Marty le dirigió una mirada iracunda.

—¿Qué quiere, una confesión firmada? —le espetó—. Era codicioso, ¿usted qué cree? Y me encantaba jugar, hasta cuando sabía que no tenía posibilidades de ganar. Quería jugar de todas formas.

—Solo por el juego.

—Supongo que sí. Sí. Por el juego.

Una mirada compleja hasta lo imposible atravesó el rostro de Whitehead. En ella se leía arrepentimiento, y una pérdida terrible y dolorosa; y más aún: incomprensión.
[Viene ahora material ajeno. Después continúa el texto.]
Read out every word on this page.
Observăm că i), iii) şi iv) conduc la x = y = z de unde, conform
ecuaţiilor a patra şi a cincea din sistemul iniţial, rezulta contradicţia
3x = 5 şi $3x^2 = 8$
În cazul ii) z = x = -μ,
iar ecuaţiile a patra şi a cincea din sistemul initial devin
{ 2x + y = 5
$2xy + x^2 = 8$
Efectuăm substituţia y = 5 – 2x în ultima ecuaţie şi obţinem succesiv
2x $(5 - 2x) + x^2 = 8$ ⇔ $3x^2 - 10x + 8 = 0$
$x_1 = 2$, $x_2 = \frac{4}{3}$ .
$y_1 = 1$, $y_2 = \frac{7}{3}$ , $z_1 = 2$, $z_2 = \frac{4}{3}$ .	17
Whitehead el amo, Whitehead el dueño de todo cuanto veía, de repente mostraba, por un breve instante, una cara distinta, más accesible: la de un hombre desesperadamente confuso.
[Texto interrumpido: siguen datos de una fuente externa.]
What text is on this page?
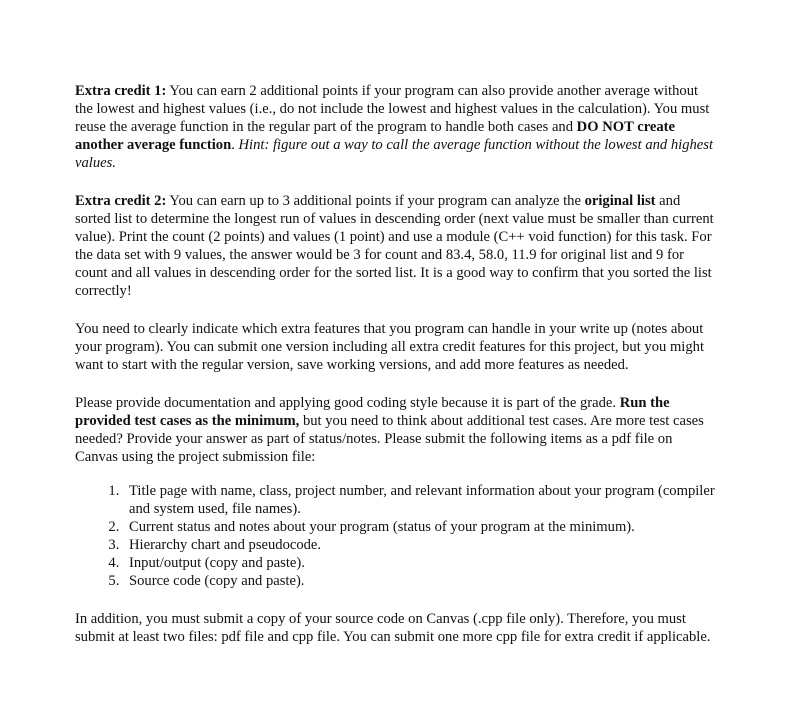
Extra credit 1: You can earn 2 additional points if your program can also provide another average without the lowest and highest values (i.e., do not include the lowest and highest values in the calculation). You must reuse the average function in the regular part of the program to handle both cases and DO NOT create another average function. Hint: figure out a way to call the average function without the lowest and highest values.

Extra credit 2: You can earn up to 3 additional points if your program can analyze the original list and sorted list to determine the longest run of values in descending order (next value must be smaller than current value). Print the count (2 points) and values (1 point) and use a module (C++ void function) for this task. For the data set with 9 values, the answer would be 3 for count and 83.4, 58.0, 11.9 for original list and 9 for count and all values in descending order for the sorted list. It is a good way to confirm that you sorted the list correctly!

You need to clearly indicate which extra features that you program can handle in your write up (notes about your program). You can submit one version including all extra credit features for this project, but you might want to start with the regular version, save working versions, and add more features as needed.

Please provide documentation and applying good coding style because it is part of the grade. Run the provided test cases as the minimum, but you need to think about additional test cases. Are more test cases needed? Provide your answer as part of status/notes. Please submit the following items as a pdf file on Canvas using the project submission file:

1. Title page with name, class, project number, and relevant information about your program (compiler and system used, file names).
2. Current status and notes about your program (status of your program at the minimum).
3. Hierarchy chart and pseudocode.
4. Input/output (copy and paste).
5. Source code (copy and paste).

In addition, you must submit a copy of your source code on Canvas (.cpp file only). Therefore, you must submit at least two files: pdf file and cpp file. You can submit one more cpp file for extra credit if applicable.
—Quería a alguien con tus debilidades —explicó, y de pronto era él quien se estaba confesando—, porque pensaba que antes o después llegaría un día como hoy; y tendría que pedirte que corrieras un riesgo conmigo.

—¿Qué clase de riesgo?

—Nada tan sencillo como una ruleta, o una partida de cartas. Ojalá lo fuera. Entonces a lo mejor podría explicártelo, en lugar de pedirte un acto de fe. Pero es muy complicado. Y estoy cansado.

—Bill dijo algo…

Whitehead lo interrumpió.

—Toy ha dejado la finca. No volverás a verlo.

—¿Cuándo se fue?

—A primeros de semana. Nuestra relación se había deteriorado desde hace algún tiempo. —Se percató de la consternación de Marty—. No te preocupes. Tu puesto aquí está tan seguro como siempre. Pero debes confiar en mí plenamente.

—Señor…

—No quiero afirmaciones de lealtad; conmigo no valen. No es que no crea en tu sinceridad. Pero estoy rodeado de gente que me dice lo que creen que quiero oír. Así tienen abrigos de piel para sus esposas y cocaína para sus hijos. —Se rascó la barba de la mejilla con los dedos enguantados mientras hablaba—. Hay muy poca gente honesta. Toy era uno de ellos. Evangeline, mi esposa, era otra. Pero hay poquísimos. Tengo que fiarme de mi instinto; tengo que ignorar la palabrería, y hacer lo que me dicte mi cabeza. Y confía en ti, Marty.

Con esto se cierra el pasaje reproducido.